İstila girişimlerine karşı Kürt halkı AKP’ye ve kayyım politikasına önemli bir cevap verdi. Kürdistan’ın genelini kayyıma kapattı. Ancak AKP ve devlet konsensüsü taşımalı seçmene ve istilaya rağmen alamadığı bazı yerleri de il ve ilçe seçim kurulları aracılığıyla gasp etti ve gasp etme girişimleri devam ediyor.
AKP ve devlet konsensüsünün entrikalarının bir kısmı da sandık sonuçlarının hemen sonrasında ortaya çıktı. Van Büyükşehir Belediyesi olmak üzere Van’ın bütün belediyelerinde 14-0 gibi güçlü bir iradeyi ortaya koyan Van halkının iradesi de yok sayılmak istendi.
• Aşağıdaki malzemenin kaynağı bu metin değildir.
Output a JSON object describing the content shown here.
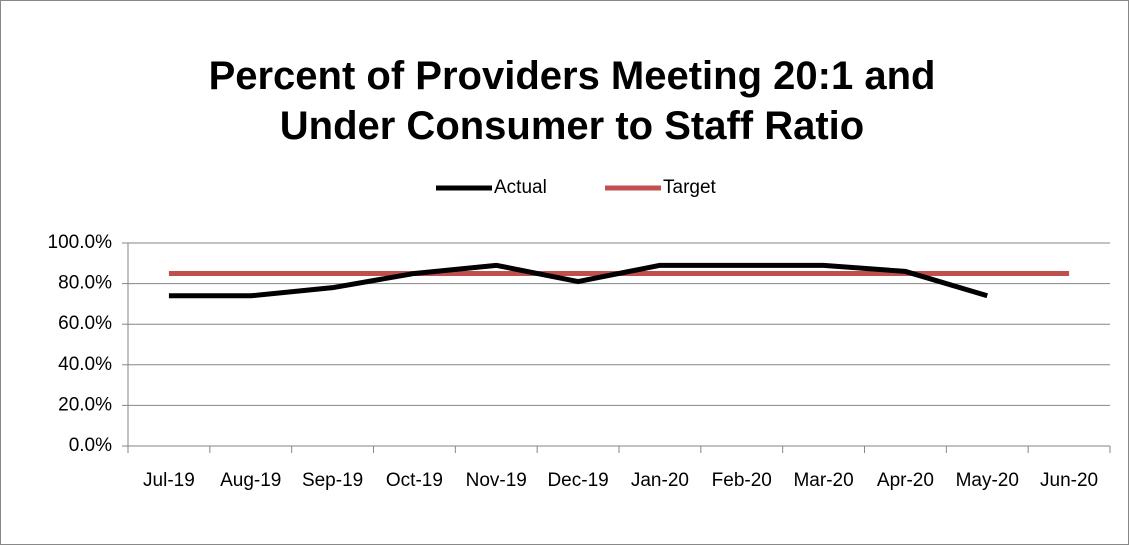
{
  "chart_data": {
    "type": "line",
    "title": "Percent of Providers Meeting 20:1 and Under Consumer to Staff Ratio",
    "categories": [
      "Jul-19",
      "Aug-19",
      "Sep-19",
      "Oct-19",
      "Nov-19",
      "Dec-19",
      "Jan-20",
      "Feb-20",
      "Mar-20",
      "Apr-20",
      "May-20",
      "Jun-20"
    ],
    "series": [
      {
        "name": "Actual",
        "color": "#000000",
        "values": [
          74,
          74,
          78,
          85,
          89,
          81,
          89,
          89,
          89,
          86,
          74,
          null
        ]
      },
      {
        "name": "Target",
        "color": "#c0504d",
        "values": [
          85,
          85,
          85,
          85,
          85,
          85,
          85,
          85,
          85,
          85,
          85,
          85
        ]
      }
    ],
    "ylim": [
      0,
      100
    ],
    "yticks": [
      {
        "value": 0,
        "label": "0.0%"
      },
      {
        "value": 20,
        "label": "20.0%"
      },
      {
        "value": 40,
        "label": "40.0%"
      },
      {
        "value": 60,
        "label": "60.0%"
      },
      {
        "value": 80,
        "label": "80.0%"
      },
      {
        "value": 100,
        "label": "100.0%"
      }
    ],
    "grid": true,
    "legend": "top"
  }
}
Gerekçe olarak Van Büyükşehir Belediye Eş Başkanı Abdullah Zeydan’ın yasal olarak seçme yeterliliğinin olmadığı iddia edildi. Onun yerine de belirlenen figüran ise bağımlı yargı ve Kürt halkı nezdinde ne olduğu belli olan bağımlı yargının mensubunun işaret ettiği kişi olarak gösterildi.
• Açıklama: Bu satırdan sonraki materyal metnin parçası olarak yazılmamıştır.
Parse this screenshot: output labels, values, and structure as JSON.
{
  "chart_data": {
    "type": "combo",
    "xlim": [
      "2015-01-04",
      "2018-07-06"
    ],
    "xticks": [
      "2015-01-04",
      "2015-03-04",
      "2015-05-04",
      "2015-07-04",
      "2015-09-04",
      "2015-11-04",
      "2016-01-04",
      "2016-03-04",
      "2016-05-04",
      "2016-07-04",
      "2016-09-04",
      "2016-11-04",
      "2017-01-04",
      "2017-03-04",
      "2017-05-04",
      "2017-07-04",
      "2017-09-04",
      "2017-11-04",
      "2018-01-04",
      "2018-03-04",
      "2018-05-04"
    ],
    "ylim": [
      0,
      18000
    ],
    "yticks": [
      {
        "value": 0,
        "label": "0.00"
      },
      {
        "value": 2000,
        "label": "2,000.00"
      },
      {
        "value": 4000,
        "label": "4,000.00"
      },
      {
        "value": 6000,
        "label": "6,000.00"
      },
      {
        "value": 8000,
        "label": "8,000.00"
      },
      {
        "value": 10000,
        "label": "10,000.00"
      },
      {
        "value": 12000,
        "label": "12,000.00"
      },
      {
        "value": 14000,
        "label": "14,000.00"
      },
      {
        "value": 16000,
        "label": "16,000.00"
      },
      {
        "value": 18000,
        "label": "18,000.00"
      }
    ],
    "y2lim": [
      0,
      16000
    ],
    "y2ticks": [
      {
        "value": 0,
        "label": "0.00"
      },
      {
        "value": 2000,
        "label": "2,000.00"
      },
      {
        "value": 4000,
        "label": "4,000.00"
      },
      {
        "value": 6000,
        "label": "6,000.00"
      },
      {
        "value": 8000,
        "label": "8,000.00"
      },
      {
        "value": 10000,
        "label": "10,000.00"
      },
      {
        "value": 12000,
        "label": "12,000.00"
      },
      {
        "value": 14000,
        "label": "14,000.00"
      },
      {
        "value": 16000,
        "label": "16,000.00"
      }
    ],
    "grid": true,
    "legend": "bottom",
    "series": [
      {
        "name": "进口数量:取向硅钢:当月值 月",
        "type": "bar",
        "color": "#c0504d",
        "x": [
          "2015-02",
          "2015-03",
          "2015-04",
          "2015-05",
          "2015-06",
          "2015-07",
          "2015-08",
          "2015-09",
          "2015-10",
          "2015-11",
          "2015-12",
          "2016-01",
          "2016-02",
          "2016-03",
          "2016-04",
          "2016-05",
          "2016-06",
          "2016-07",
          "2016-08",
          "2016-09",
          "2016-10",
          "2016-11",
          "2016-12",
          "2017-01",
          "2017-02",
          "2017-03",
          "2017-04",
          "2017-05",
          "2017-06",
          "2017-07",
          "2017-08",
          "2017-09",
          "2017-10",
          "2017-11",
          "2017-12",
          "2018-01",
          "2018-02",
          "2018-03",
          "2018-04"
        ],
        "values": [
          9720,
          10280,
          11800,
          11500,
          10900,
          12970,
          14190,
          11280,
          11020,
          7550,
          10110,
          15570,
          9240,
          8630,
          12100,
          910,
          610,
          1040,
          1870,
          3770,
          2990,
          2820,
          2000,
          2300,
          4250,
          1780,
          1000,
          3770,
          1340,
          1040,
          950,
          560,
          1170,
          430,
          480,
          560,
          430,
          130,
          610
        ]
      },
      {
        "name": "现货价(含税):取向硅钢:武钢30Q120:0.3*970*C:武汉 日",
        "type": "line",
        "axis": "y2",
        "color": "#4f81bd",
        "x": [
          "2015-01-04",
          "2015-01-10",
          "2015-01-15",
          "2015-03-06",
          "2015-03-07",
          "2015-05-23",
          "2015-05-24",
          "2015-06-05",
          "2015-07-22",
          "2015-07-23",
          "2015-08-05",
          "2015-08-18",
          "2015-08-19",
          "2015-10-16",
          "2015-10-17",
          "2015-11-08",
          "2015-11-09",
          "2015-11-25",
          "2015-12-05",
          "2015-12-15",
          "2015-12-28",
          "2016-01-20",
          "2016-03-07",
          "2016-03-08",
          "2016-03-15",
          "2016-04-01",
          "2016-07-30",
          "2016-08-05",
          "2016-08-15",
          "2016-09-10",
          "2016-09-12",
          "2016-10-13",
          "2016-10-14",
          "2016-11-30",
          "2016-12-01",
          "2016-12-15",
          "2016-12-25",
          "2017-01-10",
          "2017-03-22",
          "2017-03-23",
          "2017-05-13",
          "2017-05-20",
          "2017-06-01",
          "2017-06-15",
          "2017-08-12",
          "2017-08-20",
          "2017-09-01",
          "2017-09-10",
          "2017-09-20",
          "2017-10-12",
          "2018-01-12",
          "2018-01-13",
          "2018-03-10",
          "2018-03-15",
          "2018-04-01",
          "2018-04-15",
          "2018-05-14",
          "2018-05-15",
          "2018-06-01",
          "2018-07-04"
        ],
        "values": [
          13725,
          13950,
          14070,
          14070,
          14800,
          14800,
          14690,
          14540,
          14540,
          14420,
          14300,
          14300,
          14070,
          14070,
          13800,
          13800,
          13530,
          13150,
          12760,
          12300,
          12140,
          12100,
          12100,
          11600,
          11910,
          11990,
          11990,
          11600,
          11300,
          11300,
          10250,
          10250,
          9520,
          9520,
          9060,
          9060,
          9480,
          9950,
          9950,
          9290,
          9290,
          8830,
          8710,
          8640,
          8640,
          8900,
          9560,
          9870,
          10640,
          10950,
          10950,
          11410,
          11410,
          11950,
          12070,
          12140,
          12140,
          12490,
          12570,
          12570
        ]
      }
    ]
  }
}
Peki gerçekten Sayın Zeydan’ın yasal olarak seçilme yeterliliği yok muydu?
Sayın Abdullah Zeydan da HDP Eş Genel Başkanları ve milletvekilleriyle birlikte 4 Kasım 2016 siyasi darbesiyle evinden kaçırılıp rehin alındı. Rehin alınma durumu 7 Ocak 2022 yılına kadar devam etti. Zeydan 7 Ocak 2022 tarihinde tahliye oldu ve 3 yıl 1 ay 15 gün ceza aldı. Yani Zeydan 3 yıl 1 ay 15 gün aldığı cezaya karşın 5 yıl 2 ay 3 gün rehin alınmıştı.
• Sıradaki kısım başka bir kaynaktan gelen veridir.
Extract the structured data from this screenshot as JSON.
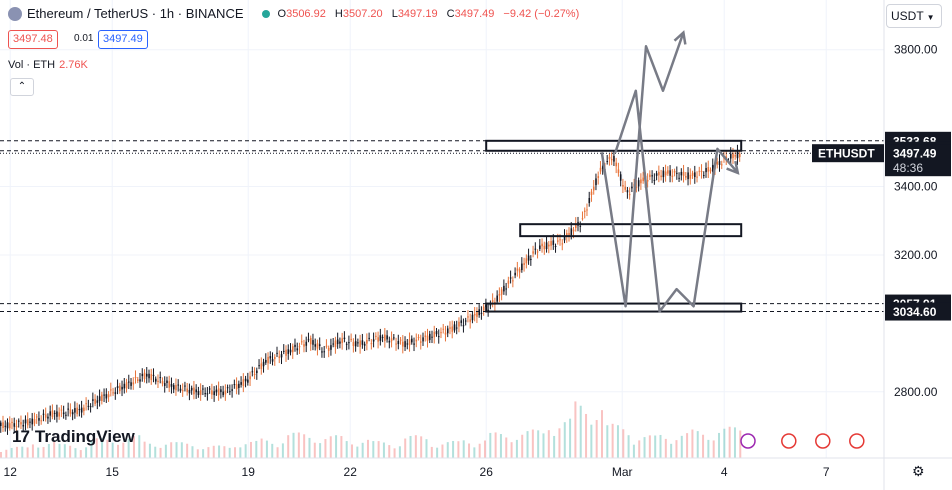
{
  "header": {
    "symbol": "Ethereum / TetherUS · 1h · BINANCE",
    "open_label": "O",
    "open": "3506.92",
    "high_label": "H",
    "high": "3507.20",
    "low_label": "L",
    "low": "3497.19",
    "close_label": "C",
    "close": "3497.49",
    "change": "−9.42 (−0.27%)"
  },
  "bid_price": "3497.48",
  "spread": "0.01",
  "ask_price": "3497.49",
  "volume": {
    "label": "Vol · ETH",
    "value": "2.76K"
  },
  "collapse_glyph": "⌃",
  "currency_button": "USDT",
  "brand": {
    "mark": "17",
    "name": "TradingView"
  },
  "settings_icon": "⚙",
  "chart_data": {
    "type": "candlestick",
    "y_ticks": [
      "3800.00",
      "3400.00",
      "3200.00",
      "2800.00"
    ],
    "y_tick_values": [
      3800,
      3400,
      3200,
      2800
    ],
    "x_ticks": [
      "12",
      "15",
      "19",
      "22",
      "26",
      "Mar",
      "4",
      "7"
    ],
    "x_tick_days": [
      12,
      15,
      19,
      22,
      26,
      30,
      33,
      36
    ],
    "ylim": [
      2700,
      3900
    ],
    "xlim": [
      11.7,
      37.7
    ],
    "price_labels": [
      {
        "text": "3533.68",
        "value": 3533.68
      },
      {
        "text": "3504.55",
        "value": 3504.55
      },
      {
        "text": "3057.91",
        "value": 3057.91
      },
      {
        "text": "3034.60",
        "value": 3034.6
      }
    ],
    "last_price": {
      "text": "3497.49",
      "value": 3497.49,
      "symbol": "ETHUSDT",
      "countdown": "48:36"
    },
    "price_path": [
      [
        11.7,
        2700
      ],
      [
        12.5,
        2710
      ],
      [
        13.2,
        2735
      ],
      [
        14.0,
        2745
      ],
      [
        14.8,
        2790
      ],
      [
        15.6,
        2830
      ],
      [
        16.0,
        2850
      ],
      [
        16.8,
        2815
      ],
      [
        17.5,
        2800
      ],
      [
        18.3,
        2800
      ],
      [
        18.9,
        2830
      ],
      [
        19.5,
        2890
      ],
      [
        20.2,
        2920
      ],
      [
        20.8,
        2950
      ],
      [
        21.2,
        2920
      ],
      [
        21.7,
        2950
      ],
      [
        22.3,
        2940
      ],
      [
        22.9,
        2960
      ],
      [
        23.6,
        2940
      ],
      [
        24.3,
        2960
      ],
      [
        25.0,
        2985
      ],
      [
        25.6,
        3020
      ],
      [
        26.2,
        3060
      ],
      [
        26.8,
        3140
      ],
      [
        27.5,
        3220
      ],
      [
        28.2,
        3240
      ],
      [
        28.8,
        3300
      ],
      [
        29.3,
        3440
      ],
      [
        29.7,
        3490
      ],
      [
        30.1,
        3380
      ],
      [
        30.6,
        3420
      ],
      [
        31.3,
        3440
      ],
      [
        32.0,
        3430
      ],
      [
        32.6,
        3450
      ],
      [
        33.0,
        3480
      ],
      [
        33.5,
        3497.49
      ]
    ],
    "volume_levels": [
      0.2,
      0.3,
      0.25,
      0.35,
      0.4,
      0.3,
      0.28,
      0.22,
      0.3,
      0.35,
      0.45,
      0.4,
      0.35,
      0.3,
      0.4,
      0.3,
      0.35,
      0.45,
      0.5,
      0.7,
      1.0,
      0.6,
      0.4,
      0.45,
      0.5,
      0.55
    ],
    "zones": [
      {
        "x0": 26.0,
        "x1": 33.5,
        "y0": 3504.55,
        "y1": 3533.68
      },
      {
        "x0": 27.0,
        "x1": 33.5,
        "y0": 3255,
        "y1": 3290
      },
      {
        "x0": 26.0,
        "x1": 33.5,
        "y0": 3034.6,
        "y1": 3057.91
      }
    ],
    "projection_paths": [
      [
        [
          29.8,
          3500
        ],
        [
          30.4,
          3680
        ],
        [
          31.1,
          3034.6
        ],
        [
          31.6,
          3100
        ],
        [
          32.1,
          3050
        ],
        [
          32.8,
          3510
        ],
        [
          33.4,
          3440
        ]
      ],
      [
        [
          29.4,
          3500
        ],
        [
          30.1,
          3050
        ],
        [
          30.7,
          3810
        ],
        [
          31.2,
          3680
        ],
        [
          31.8,
          3850
        ]
      ]
    ],
    "event_icons": [
      {
        "day": 33.7,
        "kind": "lightning",
        "color": "#9c27b0"
      },
      {
        "day": 34.9,
        "kind": "flag",
        "color": "#e53935"
      },
      {
        "day": 35.9,
        "kind": "flag",
        "color": "#e53935"
      },
      {
        "day": 36.9,
        "kind": "flag",
        "color": "#e53935"
      },
      {
        "day": 37.9,
        "kind": "flag",
        "color": "#e53935"
      },
      {
        "day": 38.9,
        "kind": "flag",
        "color": "#e53935"
      }
    ],
    "colors": {
      "up": "#26a69a",
      "down": "#ef5350",
      "candle": "#131722",
      "drawing": "#131722",
      "projection": "#787b86",
      "grid": "#f0f3fa"
    }
  }
}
Toplumsal mücadelesini sürdüren Zeydan, yasal bir sorun yaşamamak için Mart 2023’te almış olduğu cezanın tutukluluk süresinden mahsup edilmesi ve cezanın infaz tarihinin belirlenmesi için Diyarbakır İnfaz Hakimliği’ne başvurdu. Hakimlik 24 Mart 2023’te Zeydan’ın başvurusunu kabul etti ve 19 Aralık 2019 tarihini cezanın infaz tarihi olarak belirledi.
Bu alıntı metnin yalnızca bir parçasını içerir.